Crítica: O Processo

Impeachment ou golpe? No dia 31 de agosto de 2016, o Senado Federal Brasileiro, em sessão presidida pelo presidente do Supremo Tribunal Federal (STF), Ricardo Lewandowski, votou pela destituição da presidente da República Dilma Rousseff, eleita em 2014 com 54 milhões de votos. O documentário “O processo”, dirigido por Maria Augusta Ramos, faz uma abordagem observativa dos fatos, em ordem cronológica, a partir da autorização para abertura de processo de impeachment pela Câmara dos Deputados, no dia 2 de dezembro de 2015.

Neste formato, a história parece não ser contada, literalmente. É reproduzida a partir de imagens espontâneas dos próprios “atores” sociais, sem comentários, narração ou trilha sonora. Foram utilizadas mais de 400 horas de gravação, efetuadas nas duas casas legislativas e nos bastidores, com autorização dos protagonistas do impeachment: a ex-presidente Dilma, o ministro do STF Ricardo Lewandowski, senadores, deputados, os advogados envolvidos no processo, dentre outros. Este tipo de abordagem já é característico do trabalho de Maria Augusta, que se destacou com a premiada trilogia “Justiça” (2004), “Juízo” (2013) e “Morro dos Prazeres” (2013), documentários que retratam a aplicação da justiça no Brasil.

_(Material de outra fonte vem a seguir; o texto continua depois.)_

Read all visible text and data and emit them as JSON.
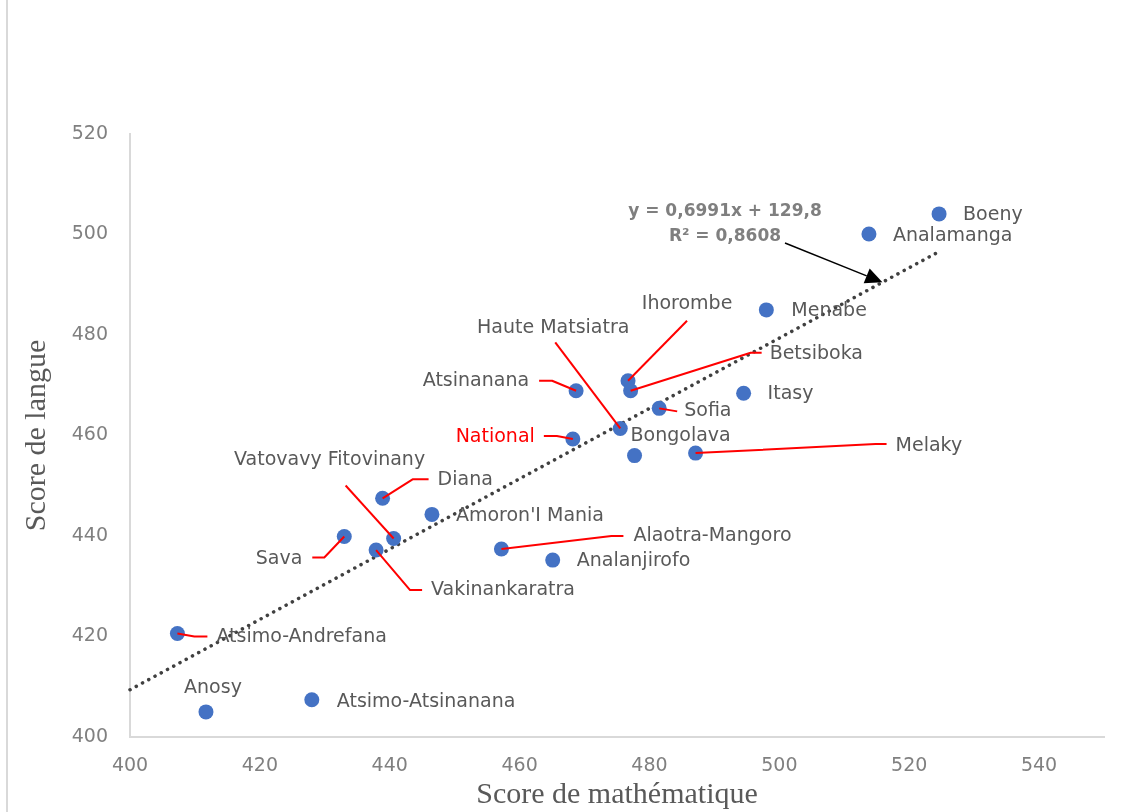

Em “O Processo’, ela tenta trazer à análise do público um momento muito relevante da história recente do Brasil, cuja compreensão foi detonada pela paixão e pela perplexidade que dividiram o povo brasileiro: metade da população acreditava que o impeachment era necessário e inevitável, enquanto a outra metade, perplexa, tentava resistir ao que considerava ilegítimo e surreal, fruto do embate político e de campanhas midiáticas da oposição. Em entrevista à rede de notícias alemã Deutsche Welle (DW), reproduzida pela revista “Carta Capital”, Maria Augusta esclarece: “Eu faço filmes para compreender melhor uma situação e me interessa ver e refletir sobre a sociedade através do sistema judiciário, principalmente o teatro da justiça”.

Eu faço filmes para compreender melhor uma situação e me interessa ver e refletir sobre a sociedade através do sistema judiciário, principalmente o teatro da justiça”

Como não podia deixar de ser, por se tratar de um tema tão delicado da vida política brasileira recente, o clima é tenso, carregado de dramaticidade e sentimentos. A falta de explicações é proposital para deixar o espectador livre para tirar as próprias conclusões. Apesar disso, a narrativa não é despreocupada ou pobre de significado. Se utiliza da arquitetura e do silêncio para marcar o ambiente histórico e jurídico.  Alternando momentos de discussão dos “atores” com os das manifestações nas ruas, com cortes bruscos, estáticos e silenciosos sobre imagens dos monumentos arquitetônicos e o amanhecer de Brasília — como se desse pausas para se absorver os acontecimentos —, marca o espaço histórico, o lugar onde tudo acontece. Com o silêncio nesses momentos, realça a atmosfera tensa dos tribunais, pesada e angustiante, na qual o rito segue uma marcha, neste caso inexorável, até o desfecho final.

O filme é uma boa oportunidade para que, a partir de uma perspectiva histórica, se faça uma nova leitura da situação e das motivações que levaram ao “processo”. Teve a estreia internacional no Festival de cinema de Berlim, no mês de fevereiro, onde ficou em terceiro lugar na escolha do público na sessão Panorama. No Brasil, foi exibido no festival de documentários “É Tudo Verdade”, em São Paulo e Rio de Janeiro, em meados de abril. Ambas as mostras atraíram grande público e controvérsias. O fato, levantado por alguns críticos, do trabalho da cineasta ter tido mais espaço por parte da defesa que da acusação não representa parcialidade. É até justificável se avaliarmos que, na posição confortável de maioria, à oposição não interessava se expor ao debate, bastava sustentar o argumento acusatório que a vitória estava garantida.